In the Vanguard’s June interview with Bob Poppenga, he responded as follows:
“Well, it’s been very controversial in Davis and I think it’s really unfortunate that the community has not been able to come to some sort of common ground, at least, or come up with some sort of compromise on that. It seems to be very polarizing. My view is that there are children that learn differently and that their needs need to be addressed. I think maybe even the University can help in that regard, providing maybe some challenging opportunities for the kids that are academically advanced. I firmly believe that every group, whether you’re talking about at-risk kids – there’s [such] a lot of at-risk kids that it’s hard to identify them because they haven’t had the opportunities to excel but they’re there, so I think really one of the challenges is to provide really the best available ways to identify those kids and give them opportunities to excel. I think if you go to the Healthy Kids Survey, and you dig down into some of the numbers there, that there are a significant number of kids that don’t feel challenged. I think that’s something that I would certainly be interested in – trying to find ways to challenge every kid, no matter what their background is.
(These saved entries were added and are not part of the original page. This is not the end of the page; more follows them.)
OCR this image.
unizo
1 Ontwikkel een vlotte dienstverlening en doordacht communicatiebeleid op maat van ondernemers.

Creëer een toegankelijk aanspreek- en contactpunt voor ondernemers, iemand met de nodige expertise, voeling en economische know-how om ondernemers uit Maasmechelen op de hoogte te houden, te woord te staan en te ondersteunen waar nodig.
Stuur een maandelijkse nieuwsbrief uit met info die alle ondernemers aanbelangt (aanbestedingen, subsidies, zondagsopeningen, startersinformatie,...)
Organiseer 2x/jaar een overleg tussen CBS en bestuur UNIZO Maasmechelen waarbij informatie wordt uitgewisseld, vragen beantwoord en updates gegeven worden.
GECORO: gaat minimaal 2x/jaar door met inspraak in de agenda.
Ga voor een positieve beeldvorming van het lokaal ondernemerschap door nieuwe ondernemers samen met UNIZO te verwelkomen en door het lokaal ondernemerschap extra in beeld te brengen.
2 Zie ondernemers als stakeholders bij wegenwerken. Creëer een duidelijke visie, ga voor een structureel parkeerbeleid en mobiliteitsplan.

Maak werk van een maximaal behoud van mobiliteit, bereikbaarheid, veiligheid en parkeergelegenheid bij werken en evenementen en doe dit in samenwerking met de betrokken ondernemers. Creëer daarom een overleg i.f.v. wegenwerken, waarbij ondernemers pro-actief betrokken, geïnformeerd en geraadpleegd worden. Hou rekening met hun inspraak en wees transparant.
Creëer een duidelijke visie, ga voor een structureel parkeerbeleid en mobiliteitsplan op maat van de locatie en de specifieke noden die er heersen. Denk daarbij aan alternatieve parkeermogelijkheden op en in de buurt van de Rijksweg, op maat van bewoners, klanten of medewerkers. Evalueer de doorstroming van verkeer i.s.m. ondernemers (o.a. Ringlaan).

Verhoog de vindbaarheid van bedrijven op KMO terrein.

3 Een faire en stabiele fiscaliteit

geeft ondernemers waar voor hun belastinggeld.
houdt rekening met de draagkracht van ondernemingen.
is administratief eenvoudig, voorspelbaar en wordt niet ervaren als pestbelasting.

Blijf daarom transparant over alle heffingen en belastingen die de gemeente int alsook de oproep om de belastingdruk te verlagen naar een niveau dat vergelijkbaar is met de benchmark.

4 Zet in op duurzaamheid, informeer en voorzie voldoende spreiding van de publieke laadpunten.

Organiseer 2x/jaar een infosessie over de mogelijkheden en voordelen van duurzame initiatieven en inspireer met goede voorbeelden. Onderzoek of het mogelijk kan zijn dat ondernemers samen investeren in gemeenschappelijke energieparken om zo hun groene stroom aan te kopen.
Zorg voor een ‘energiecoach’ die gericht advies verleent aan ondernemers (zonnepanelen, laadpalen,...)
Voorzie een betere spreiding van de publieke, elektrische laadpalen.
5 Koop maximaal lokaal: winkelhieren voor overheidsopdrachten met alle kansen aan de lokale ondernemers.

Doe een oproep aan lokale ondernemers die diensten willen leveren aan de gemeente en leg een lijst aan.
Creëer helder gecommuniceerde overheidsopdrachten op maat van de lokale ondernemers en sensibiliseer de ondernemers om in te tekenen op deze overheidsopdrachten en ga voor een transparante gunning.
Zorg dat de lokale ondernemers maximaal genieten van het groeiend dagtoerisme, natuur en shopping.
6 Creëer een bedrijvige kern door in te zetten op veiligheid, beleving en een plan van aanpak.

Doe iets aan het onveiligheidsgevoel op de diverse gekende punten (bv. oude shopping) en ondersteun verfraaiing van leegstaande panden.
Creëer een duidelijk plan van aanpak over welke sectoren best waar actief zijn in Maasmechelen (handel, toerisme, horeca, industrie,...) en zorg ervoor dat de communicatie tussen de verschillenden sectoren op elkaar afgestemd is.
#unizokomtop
“In the past, it (AIM) was a pretty good reflection of the diversity of the community and this past year that’s changed. I just don’t think that we can overlook the kids that really need to be challenged in our public education. We need to obviously offer opportunities for the kids that don’t have opportunities, but we can’t hold any kids back. That’s the bottom line.”
There figure to be clear implications for the AIM program’s future, depending on who wins. If it is Susan Lovenburg, the district will have three votes to continue down its current path. If it is Bob Poppenga and Alan Fernandes, Mr. Fernandes would appear to have the votes to carve his more moderate path.
It is possible another issue will emerge with that kind of clear-cut alignment, but at this point, the race could very well shape up to be a referendum on the AIM program.